The Null Device

Fair and balanced lexicography

After 9/11, gun-toting libertarian and rampaging egomaniac hacker Eric S. Raymond, who maintains the Jargon File fell in with the neo-conservative warbloggers; and now, he's taking the Jargon File along for the ride. The latest edition has entries for bullethead coinages such as "anti-idiotarianism" and "fisking"; and the definition of "hacker politics" has been revised to "Formerly vaguely liberal-moderate, more recently moderate-to-neoconservative", with the proviso that "hackers too were affected by the collapse of socialism".
blogosphere (n): The totality of all blogs. A culture heavily overlapping with but not coincident with hackerdom; a few of its key coinages (blogrolling, fisking, anti-idiotarianism) are recorded in this lexicon for flavor. Bloggers often divide themselves into warbloggers and techbloggers. The techbloggers write about technology and technology policy, while the warbloggers are more politically focused and tend to be preoccupied with U.S. and world response to the post-9/11 war against terrorism.

Ah yes, the "blogging was born on 9/11" myth. (via NtK)

There are 12 comments on "Fair and balanced lexicography":

Posted by: Graham http://grudnuk.com/ Tue Jun 10 01:48:36 2003

Wot no britneyblogs? ESR is a tool.

Posted by: acb http://dev.null.org Tue Jun 10 03:11:14 2003

Aren't most britneyblogs these days LiveJournals?

Posted by: mark Tue Jun 10 03:59:21 2003

They're still considered part of the 'blogosphere.

And warblogs are quite different from politblogs. Ken Parish's 'blog, for example, is *not* a warblog. It's not even limited to right-wingers: the rightie Scott Wickstein, for example, is much too smart to be running a warblog, even though he only talks about politics.

And then there's people like you and Graham who 'blog on a mixture, so would I if I could get my fuckin' domain name working, so do a great many people.

Posted by: acb http://dev.null.org Tue Jun 10 04:08:26 2003

Are LiveJournals part of the blogosphere, even if their content is predominantly about who said what to whom and the only people who read them are the owner's friends from the high school cafeteria or goth club?

Posted by: Ben http://rocknerd.org Tue Jun 10 06:25:49 2003

Re Livejournal: don't forget the owner's friends from Uni and people they say hello to at indie gigs. They're an important part of the readership demographic too.

Posted by: acb http://dev.null.org Tue Jun 10 07:09:37 2003

ah yes, them too.

The point is that LiveJournals (or DeadJournals, their more angsty equivalents) are virtually a separate memepool, and memes seldom make the jump out of them to the blogosphere. LiveJournals tend to be also comprised of long entries recounting details of the writer's personal life/thoughts/crushes/&c, which typically doesn't travel well outside their friends' immediate community; especially since there are so many strangers to choose from out there.

Posted by: Graham http://grudnuk.com/ Tue Jun 10 07:51:11 2003

Nice thesis, but... http://jwz.livejournal.com/

Posted by: acb http://dev.null.org Tue Jun 10 08:23:01 2003

He's using it as a blog. I wonder if he's doing so out of sheer contrarianism.

The demographic impression I got of LiveJournal was that (a) the vast majority of users were teenaged girls, and (b) of those who weren't, most of them were goths.

Posted by: Graham http://grudnuk.com/ Tue Jun 10 15:09:43 2003

I know, I know. Plus I think the proprietors of Livejournal tend to play up their separation from the blogosphere. Whereas pitas.com, whom I seem to recall predate Blogger, suffer from no such pretentions about "not being weblogs", even though they probably have much of the same demog as Livejournal, perhaps with a more indiekid flavour.

Posted by: acb http://dev.null.org Tue Jun 10 15:37:16 2003

Are Pitas still around?
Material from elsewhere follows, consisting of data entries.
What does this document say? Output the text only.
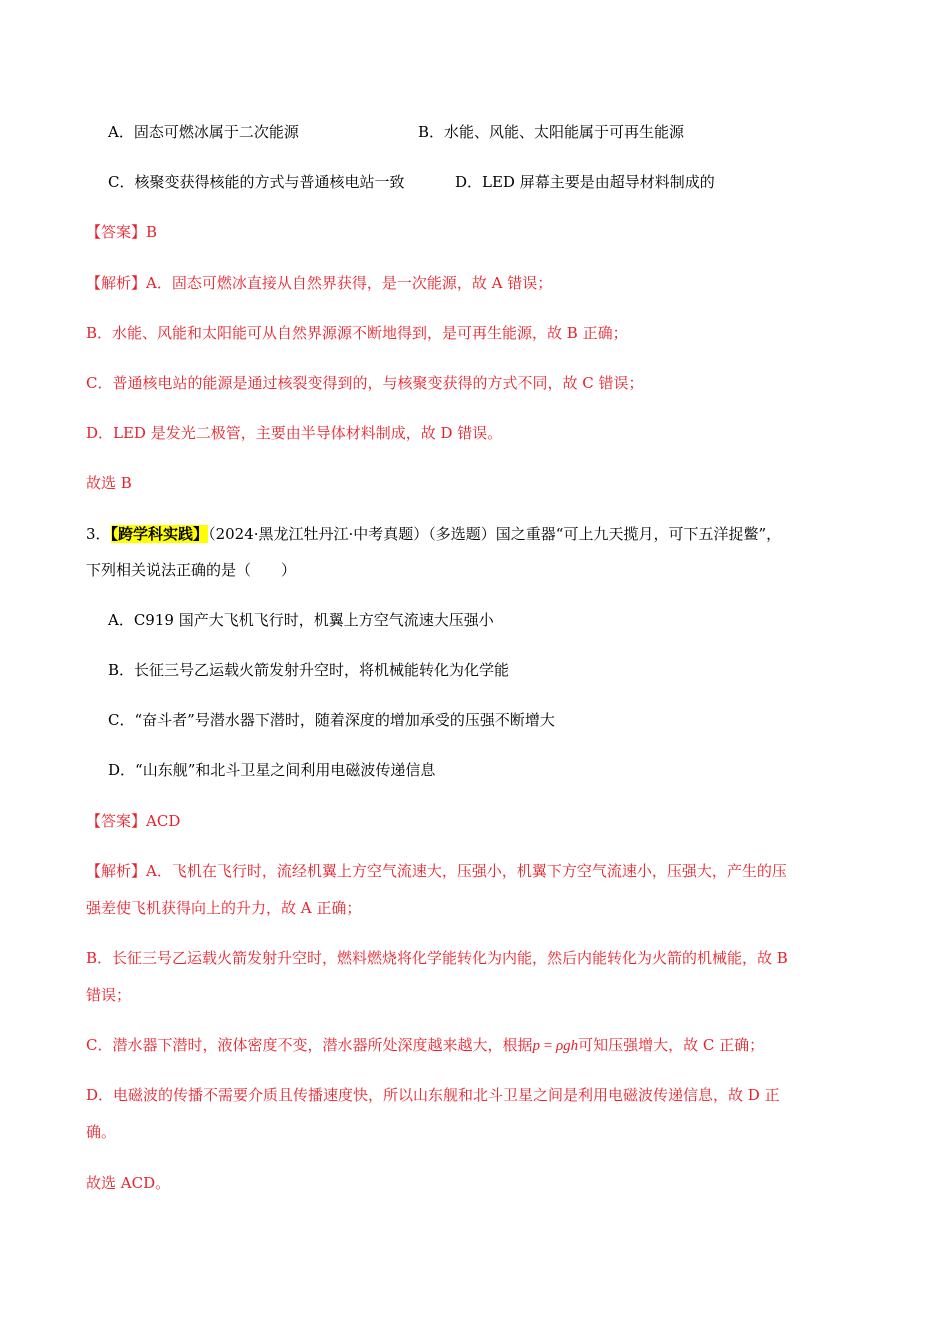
A．固态可燃冰属于二次能源	B．水能、风能、太阳能属于可再生能源
C．核聚变获得核能的方式与普通核电站一致	D．LED 屏幕主要是由超导材料制成的
【答案】B
【解析】A．固态可燃冰直接从自然界获得，是一次能源，故 A 错误；
B．水能、风能和太阳能可从自然界源源不断地得到，是可再生能源，故 B 正确；
C．普通核电站的能源是通过核裂变得到的，与核聚变获得的方式不同，故 C 错误；
D．LED 是发光二极管，主要由半导体材料制成，故 D 错误。
故选 B
3．【跨学科实践】（2024·黑龙江牡丹江·中考真题）（多选题）国之重器“可上九天揽月，可下五洋捉鳖”，
下列相关说法正确的是（　　）
A．C919 国产大飞机飞行时，机翼上方空气流速大压强小
B．长征三号乙运载火箭发射升空时，将机械能转化为化学能
C．“奋斗者”号潜水器下潜时，随着深度的增加承受的压强不断增大
D．“山东舰”和北斗卫星之间利用电磁波传递信息
【答案】ACD
【解析】A．飞机在飞行时，流经机翼上方空气流速大，压强小，机翼下方空气流速小，压强大，产生的压
强差使飞机获得向上的升力，故 A 正确；
B．长征三号乙运载火箭发射升空时，燃料燃烧将化学能转化为内能，然后内能转化为火箭的机械能，故 B
错误；
C．潜水器下潜时，液体密度不变，潜水器所处深度越来越大，根据p = ρgh可知压强增大，故 C 正确；
D．电磁波的传播不需要介质且传播速度快，所以山东舰和北斗卫星之间是利用电磁波传递信息，故 D 正
确。
故选 ACD。
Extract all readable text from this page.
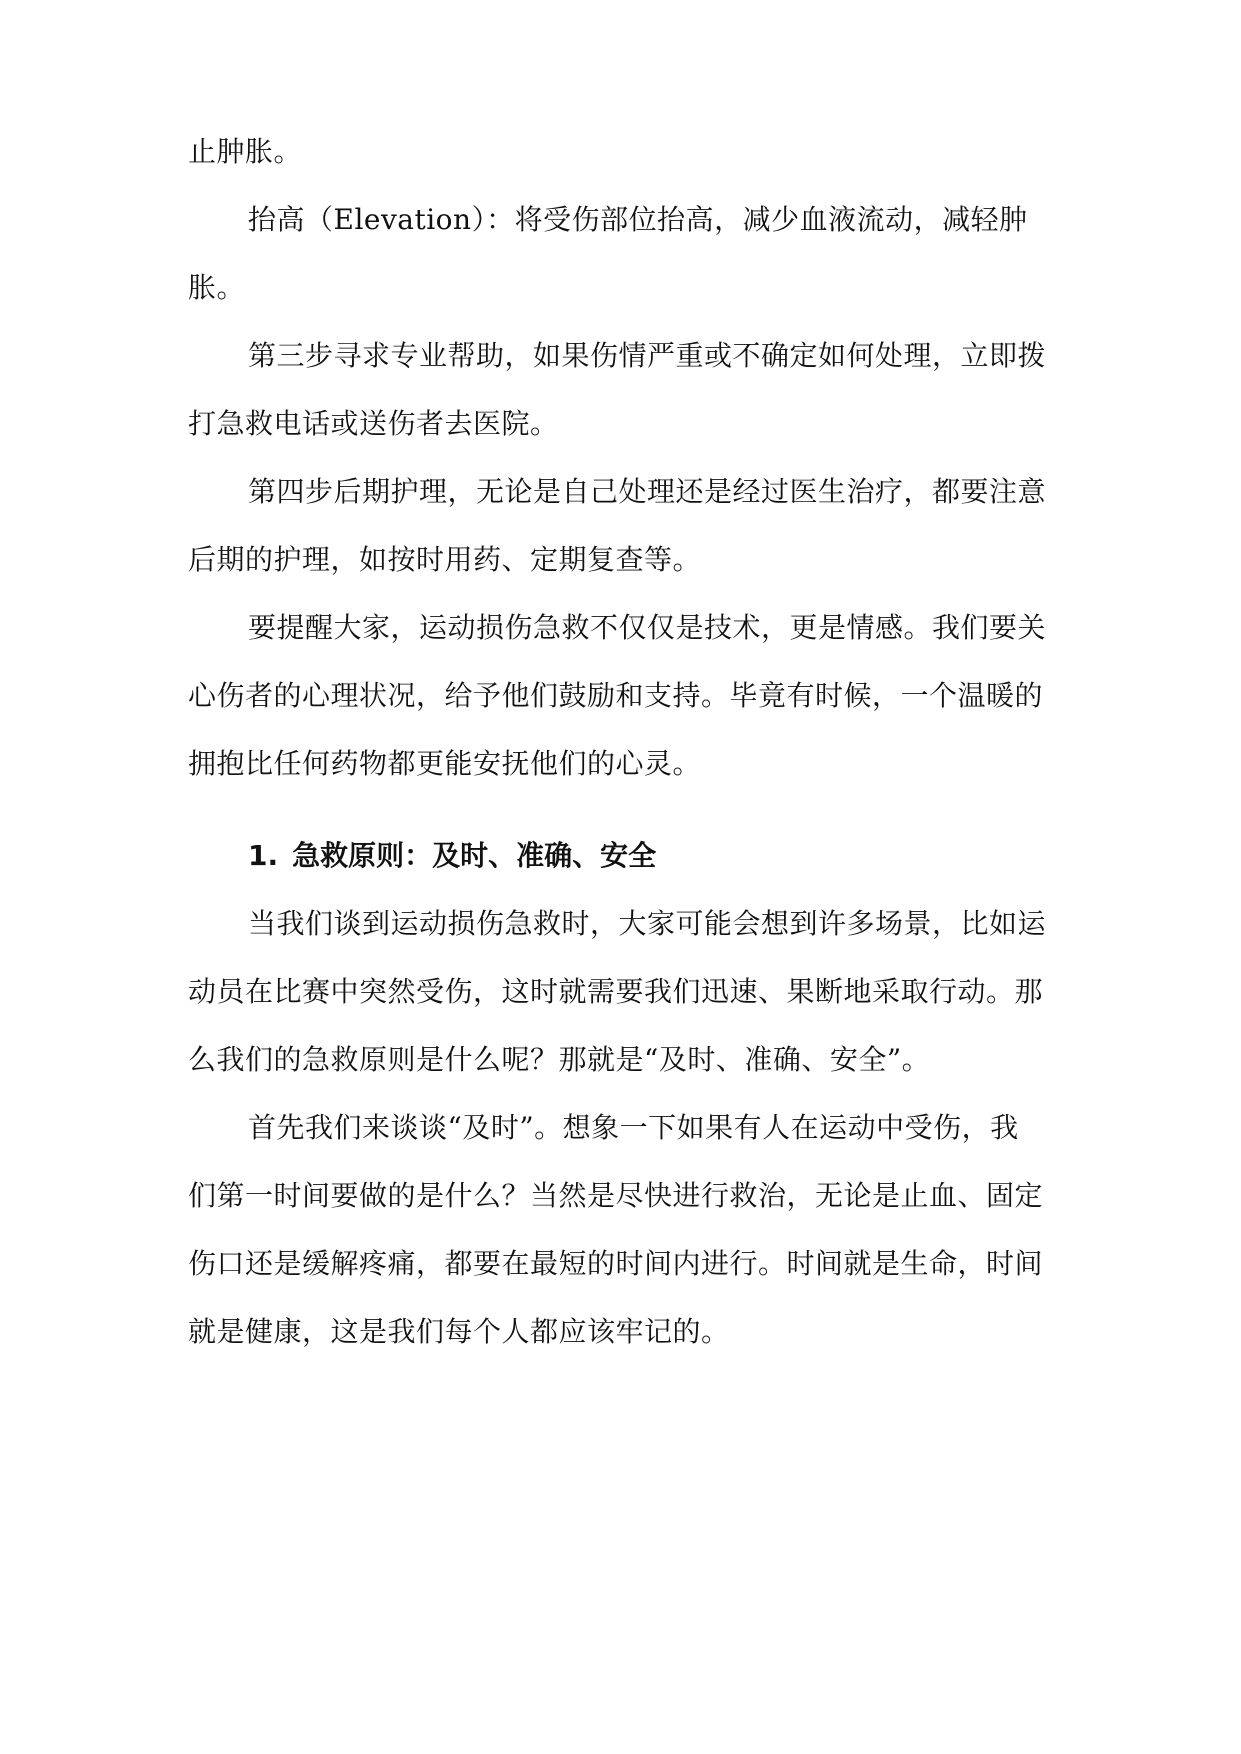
止肿胀。
抬高（Elevation）：将受伤部位抬高，减少血液流动，减轻肿
胀。
第三步寻求专业帮助，如果伤情严重或不确定如何处理，立即拨
打急救电话或送伤者去医院。
第四步后期护理，无论是自己处理还是经过医生治疗，都要注意
后期的护理，如按时用药、定期复查等。
要提醒大家，运动损伤急救不仅仅是技术，更是情感。我们要关
心伤者的心理状况，给予他们鼓励和支持。毕竟有时候，一个温暖的
拥抱比任何药物都更能安抚他们的心灵。
1. 急救原则：及时、准确、安全
当我们谈到运动损伤急救时，大家可能会想到许多场景，比如运
动员在比赛中突然受伤，这时就需要我们迅速、果断地采取行动。那
么我们的急救原则是什么呢？那就是“及时、准确、安全”。
首先我们来谈谈“及时”。想象一下如果有人在运动中受伤，我
们第一时间要做的是什么？当然是尽快进行救治，无论是止血、固定
伤口还是缓解疼痛，都要在最短的时间内进行。时间就是生命，时间
就是健康，这是我们每个人都应该牢记的。
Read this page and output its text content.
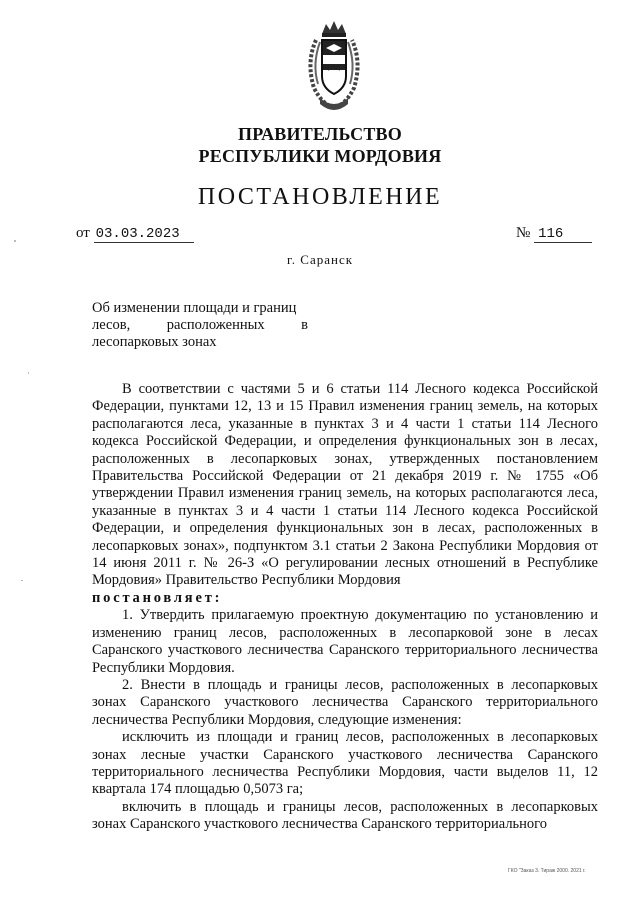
ПРАВИТЕЛЬСТВО
РЕСПУБЛИКИ МОРДОВИЯ
ПОСТАНОВЛЕНИЕ
от 03.03.2023	№ 116
г. Саранск
Об изменении площади и границ
лесов, расположенных в
лесопарковых зонах

В соответствии с частями 5 и 6 статьи 114 Лесного кодекса Российской Федерации, пунктами 12, 13 и 15 Правил изменения границ земель, на которых располагаются леса, указанные в пунктах 3 и 4 части 1 статьи 114 Лесного кодекса Российской Федерации, и определения функциональных зон в лесах, расположенных в лесопарковых зонах, утвержденных постановлением Правительства Российской Федерации от 21 декабря 2019 г. № 1755 «Об утверждении Правил изменения границ земель, на которых располагаются леса, указанные в пунктах 3 и 4 части 1 статьи 114 Лесного кодекса Российской Федерации, и определения функциональных зон в лесах, расположенных в лесопарковых зонах», подпунктом 3.1 статьи 2 Закона Республики Мордовия от 14 июня 2011 г. № 26-З «О регулировании лесных отношений в Республике Мордовия» Правительство Республики Мордовия

постановляет:

1. Утвердить прилагаемую проектную документацию по установлению и изменению границ лесов, расположенных в лесопарковой зоне в лесах Саранского участкового лесничества Саранского территориального лесничества Республики Мордовия.

2. Внести в площадь и границы лесов, расположенных в лесопарковых зонах Саранского участкового лесничества Саранского территориального лесничества Республики Мордовия, следующие изменения:

исключить из площади и границ лесов, расположенных в лесопарковых зонах лесные участки Саранского участкового лесничества Саранского территориального лесничества Республики Мордовия, части выделов 11, 12 квартала 174 площадью 0,5073 га;

включить в площадь и границы лесов, расположенных в лесопарковых зонах Саранского участкового лесничества Саранского территориального

ГКО "Заказ 3. Тираж 2000. 2021 г.
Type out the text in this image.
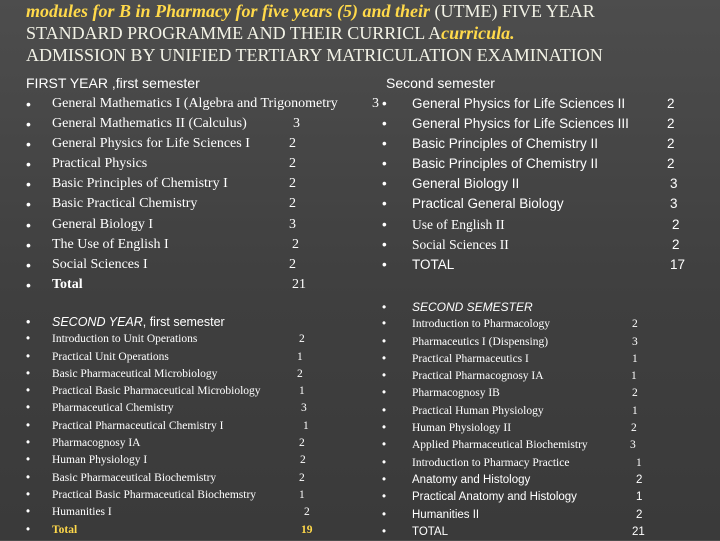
modules for B in Pharmacy for five years (5) and their (UTME) FIVE YEAR
STANDARD PROGRAMME AND THEIR CURRICL Acurricula.
ADMISSION BY UNIFIED TERTIARY MATRICULATION EXAMINATION
FIRST YEAR ,first semester
• General Mathematics I (Algebra and Trigonometry 3
• General Mathematics II (Calculus)	3
• General Physics for Life Sciences I	2
• Practical Physics	2
• Basic Principles of Chemistry I	2
• Basic Practical Chemistry	2
• General Biology I	3
• The Use of English I	2
• Social Sciences I	2
• Total	21
Second semester
• General Physics for Life Sciences II	2
• General Physics for Life Sciences III	2
• Basic Principles of Chemistry II	2
• Basic Principles of Chemistry II	2
• General Biology II	3
• Practical General Biology	3
• Use of English II	2
• Social Sciences II	2
• TOTAL	17
• SECOND YEAR, first semester
• Introduction to Unit Operations	2
• Practical Unit Operations	1
• Basic Pharmaceutical Microbiology	2
• Practical Basic Pharmaceutical Microbiology	1
• Pharmaceutical Chemistry	3
• Practical Pharmaceutical Chemistry I	1
• Pharmacognosy IA	2
• Human Physiology I	2
• Basic Pharmaceutical Biochemistry	2
• Practical Basic Pharmaceutical Biochemstry	1
• Humanities I	2
• Total	19
• SECOND SEMESTER
• Introduction to Pharmacology	2
• Pharmaceutics I (Dispensing)	3
• Practical Pharmaceutics I	1
• Practical Pharmacognosy IA	1
• Pharmacognosy IB	2
• Practical Human Physiology	1
• Human Physiology II	2
• Applied Pharmaceutical Biochemistry	3
• Introduction to Pharmacy Practice	1
• Anatomy and Histology	2
• Practical Anatomy and Histology	1
• Humanities II	2
• TOTAL	21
Haven't heard much from them lately.

Posted by: mark Thu Jun 12 00:32:00 2003

True, Andrew, but I've seen a few livejournals make the jump to 'blogginess (mostly, I admit, young women (tho usually older than teenaged) who've decided regularly ranting on politics is only marginally less interesting than their cats)

Posted by: Graham http://grudnuk.com/ Thu Jun 12 01:47:49 2003

Hmm. I wonder how many livejournals are kept by cat-hoarders.